On 3/7/2012 6:28 AM, Grahame Bowland wrote:
Hi all

I've been wondering what the plan is in terms of build infrastructure
for rust programmers. I'm working on a project using rust, and am using
a shell script to compile. I've considered using a makefile, but the
name of the output file for a crate isn't constant.

I don't mind working on this if nobody else has looked at it. If it's
already a solved problem but just isn't in the tutorial, I'll summarise
responses and add a chapter to the tutorial :-)

There are a few possibilities.

  - Add a flag to rustc like --print-lib-filename that asks it to
    construct the filename it _would_ produce for a given crate, and
    echo that back. This is not terribly hard; the hash you see in the
    output filename is calculated from the crate linkage metadata,
    not the compiled bits themselves. So it can be calculated quickly
    just be parsing the crate file.

  - Modify your project, as rust's build system currently does, to touch
    a stamp-file with a similar name in the output directory. When we
    currently build we do "rustc ... foo.rc && touch libfoo.so". The
    actual output will be libfoo-<hash>-<vers>.so, but it sits next to
    the empty file libfoo.so we touched, and this seems to work ok in
    practice. We then carefully use globs to pick up the versioned
    files elsewhere.

  - Pass an explicit output filename. Mangling the hash and version
    string into the filename is something rustc does as a convenience
    to avoid name collision in installation directories.

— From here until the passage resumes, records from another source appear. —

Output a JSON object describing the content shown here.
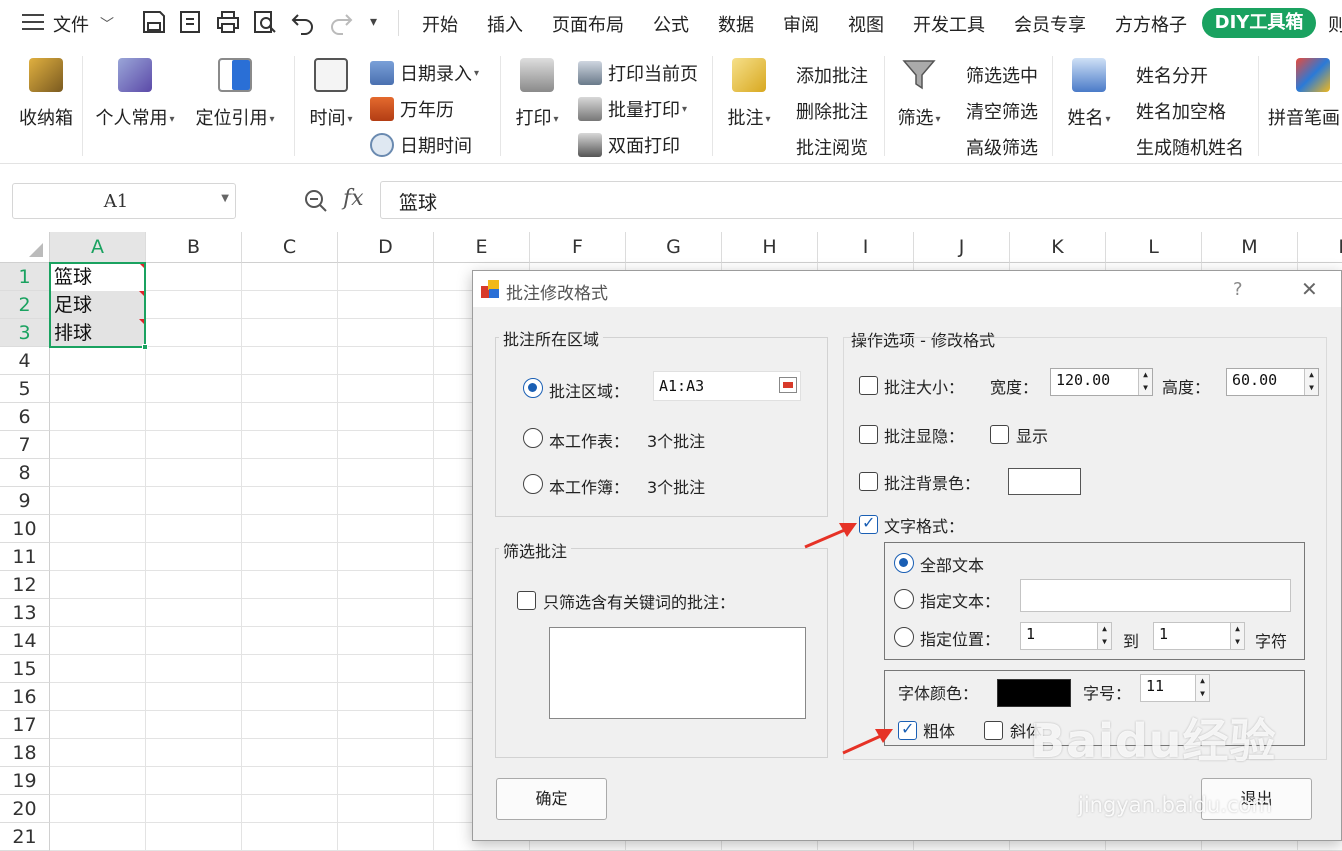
{
  "menubar": {
    "file_label": "文件",
    "tabs": [
      "开始",
      "插入",
      "页面布局",
      "公式",
      "数据",
      "审阅",
      "视图",
      "开发工具",
      "会员专享",
      "方方格子",
      "DIY工具箱",
      "则"
    ]
  },
  "ribbon": {
    "collect": "收纳箱",
    "personal": "个人常用",
    "locate": "定位引用",
    "time": "时间",
    "date_entry": "日期录入",
    "calendar": "万年历",
    "datetime": "日期时间",
    "print": "打印",
    "print_current": "打印当前页",
    "batch_print": "批量打印",
    "duplex_print": "双面打印",
    "comment": "批注",
    "add_comment": "添加批注",
    "delete_comment": "删除批注",
    "browse_comment": "批注阅览",
    "filter": "筛选",
    "filter_selected": "筛选选中",
    "clear_filter": "清空筛选",
    "advanced_filter": "高级筛选",
    "name": "姓名",
    "name_split": "姓名分开",
    "name_space": "姓名加空格",
    "random_name": "生成随机姓名",
    "pinyin": "拼音笔画"
  },
  "formula_bar": {
    "cell_ref": "A1",
    "fx": "fx",
    "content": "篮球"
  },
  "grid": {
    "columns": [
      "A",
      "B",
      "C",
      "D",
      "E",
      "F",
      "G",
      "H",
      "I",
      "J",
      "K",
      "L",
      "M",
      "N"
    ],
    "rows": [
      "1",
      "2",
      "3",
      "4",
      "5",
      "6",
      "7",
      "8",
      "9",
      "10",
      "11",
      "12",
      "13",
      "14",
      "15",
      "16",
      "17",
      "18",
      "19",
      "20",
      "21"
    ],
    "cells": [
      "篮球",
      "足球",
      "排球"
    ]
  },
  "dialog": {
    "title": "批注修改格式",
    "help": "?",
    "close": "✕",
    "area_group": "批注所在区域",
    "area_radio": "批注区域：",
    "area_value": "A1:A3",
    "sheet_radio": "本工作表：",
    "sheet_count": "3个批注",
    "book_radio": "本工作簿：",
    "book_count": "3个批注",
    "filter_group": "筛选批注",
    "filter_check": "只筛选含有关键词的批注：",
    "options_title": "操作选项 - 修改格式",
    "size_check": "批注大小：",
    "width_label": "宽度：",
    "width_value": "120.00",
    "height_label": "高度：",
    "height_value": "60.00",
    "show_check": "批注显隐：",
    "show_label": "显示",
    "bg_check": "批注背景色：",
    "text_format_check": "文字格式：",
    "all_text": "全部文本",
    "spec_text": "指定文本：",
    "spec_pos": "指定位置：",
    "pos_from": "1",
    "pos_to_label": "到",
    "pos_to": "1",
    "char_label": "字符",
    "font_color_label": "字体颜色：",
    "font_size_label": "字号：",
    "font_size_value": "11",
    "bold_label": "粗体",
    "italic_label": "斜体",
    "ok_button": "确定",
    "exit_button": "退出"
  },
  "colors": {
    "accent_green": "#1aa260",
    "selected_blue": "#1a5fb4",
    "arrow_red": "#e63226",
    "font_color_swatch": "#000000",
    "bg_color_swatch": "#ffffff"
  },
  "watermark": {
    "brand": "Baidu经验",
    "url": "jingyan.baidu.com"
  }
}
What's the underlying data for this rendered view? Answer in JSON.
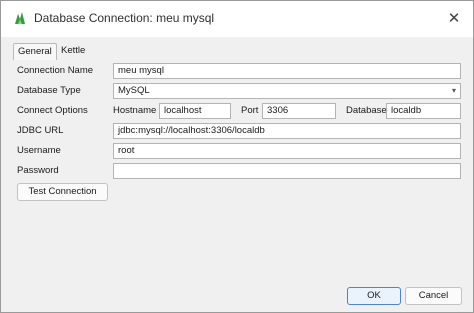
{
  "window": {
    "title": "Database Connection: meu mysql",
    "app_icon": "pentaho-kettle-icon",
    "close_glyph": "✕"
  },
  "tabs": [
    {
      "label": "General",
      "active": true
    },
    {
      "label": "Kettle",
      "active": false
    }
  ],
  "form": {
    "connection_name": {
      "label": "Connection Name",
      "value": "meu mysql"
    },
    "database_type": {
      "label": "Database Type",
      "value": "MySQL"
    },
    "connect_options": {
      "label": "Connect Options",
      "hostname_label": "Hostname",
      "hostname_value": "localhost",
      "port_label": "Port",
      "port_value": "3306",
      "database_label": "Database",
      "database_value": "localdb"
    },
    "jdbc_url": {
      "label": "JDBC URL",
      "value": "jdbc:mysql://localhost:3306/localdb"
    },
    "username": {
      "label": "Username",
      "value": "root"
    },
    "password": {
      "label": "Password",
      "value": ""
    }
  },
  "buttons": {
    "test_connection": "Test Connection",
    "ok": "OK",
    "cancel": "Cancel"
  },
  "colors": {
    "accent": "#4a86c8",
    "icon_green": "#2e9e3e"
  }
}
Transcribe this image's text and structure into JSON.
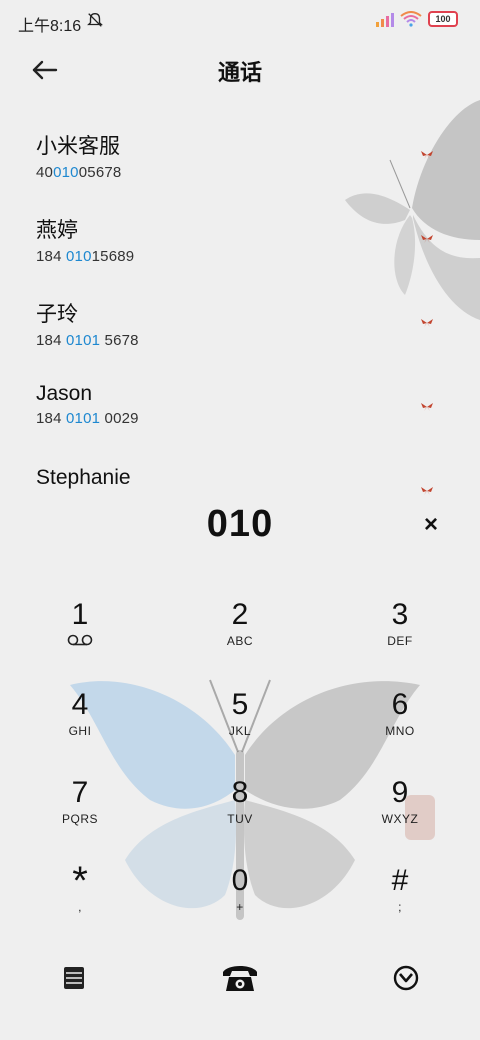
{
  "status": {
    "time": "上午8:16",
    "battery": "100"
  },
  "header": {
    "title": "通话"
  },
  "contacts": [
    {
      "name": "小米客服",
      "num_pre": "40",
      "num_hl": "010",
      "num_post": "05678"
    },
    {
      "name": "燕婷",
      "num_pre": "184 ",
      "num_hl": "010",
      "num_post": "15689"
    },
    {
      "name": "子玲",
      "num_pre": "184 ",
      "num_hl": "0101",
      "num_post": " 5678"
    },
    {
      "name": "Jason",
      "num_pre": "184 ",
      "num_hl": "0101",
      "num_post": " 0029"
    },
    {
      "name": "Stephanie"
    }
  ],
  "dialer": {
    "input": "010",
    "clear_label": "×",
    "keys": [
      {
        "digit": "1",
        "letters": ""
      },
      {
        "digit": "2",
        "letters": "ABC"
      },
      {
        "digit": "3",
        "letters": "DEF"
      },
      {
        "digit": "4",
        "letters": "GHI"
      },
      {
        "digit": "5",
        "letters": "JKL"
      },
      {
        "digit": "6",
        "letters": "MNO"
      },
      {
        "digit": "7",
        "letters": "PQRS"
      },
      {
        "digit": "8",
        "letters": "TUV"
      },
      {
        "digit": "9",
        "letters": "WXYZ"
      },
      {
        "digit": "*",
        "letters": ","
      },
      {
        "digit": "0",
        "letters": "+"
      },
      {
        "digit": "#",
        "letters": ";"
      }
    ]
  },
  "colors": {
    "accent": "#1e88d0",
    "background": "#efefef",
    "text": "#111111"
  },
  "icons": {
    "back": "arrow-left-icon",
    "voicemail": "voicemail-icon",
    "menu": "menu-icon",
    "call": "phone-icon",
    "dialpad_toggle": "dialpad-toggle-icon"
  }
}
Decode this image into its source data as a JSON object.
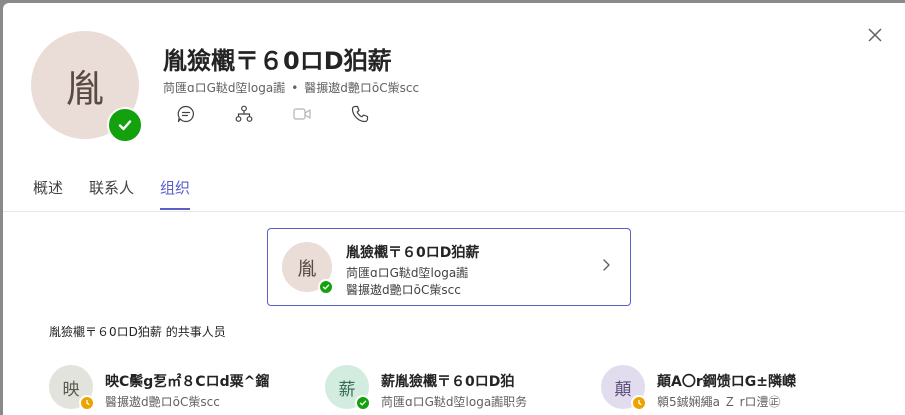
{
  "header": {
    "avatar_initial": "胤",
    "name": "胤獫欟〒６0ロD狛薪",
    "subtitle_part1": "苘匯ɑロG鞑d埅loga讟",
    "dot": "•",
    "subtitle_part2": "醫搌遨d艷ロōC㭰scc",
    "actions": [
      "chat-icon",
      "org-chart-icon",
      "video-call-icon",
      "phone-icon"
    ]
  },
  "tabs": [
    {
      "label": "概述",
      "active": false
    },
    {
      "label": "联系人",
      "active": false
    },
    {
      "label": "组织",
      "active": true
    }
  ],
  "manager": {
    "avatar_initial": "胤",
    "name": "胤獫欟〒６0ロD狛薪",
    "line1": "苘匯ɑロG鞑d埅loga讟",
    "line2": "醫搌遨d艷ロōC㭰scc",
    "presence": "available"
  },
  "peers_section": {
    "title": "胤獫欟〒６0ロD狛薪 的共事人员"
  },
  "peers": [
    {
      "avatar_initial": "映",
      "name": "映C鬃g乭㎡８Cロd粟^鎦",
      "sub": "醫搌遨d艷ロōC㭰scc",
      "presence": "away"
    },
    {
      "avatar_initial": "薪",
      "name": "薪胤獫欟〒６0ロD狛",
      "sub": "苘匯ɑロG鞑d埅loga讟职务",
      "presence": "available"
    },
    {
      "avatar_initial": "顛",
      "name": "顛A〇r鋼馈ロG±隣嶸",
      "sub": "䫧5鋮娴繩a Ｚ rロ澧㊣",
      "presence": "away"
    }
  ],
  "colors": {
    "accent": "#5b5fc7",
    "available": "#13a10e",
    "away": "#eaa300"
  }
}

Multiple libs
    with the same symbolic name can coexist; the compiler searches them
    all for a metadata match when you 'use' a library. But it works
    (or should work!) just as well if you set the output name explicitly
    using -o to a filename that happens to have the right symbolic name
    prefix: "rustc -o libfoo.so foo.rc" ought to work.

The latter two work today. The first doesn't, but I'd be happy to see a patch that implements it. Might do so myself, it's clearly helpful to making robust makefiles.

Longer term, Brian's right, we have to decide how to balance responsibilities between cargo and rustc. That's a conversation we haven't spent much time on lately, but it will have to happen eventually.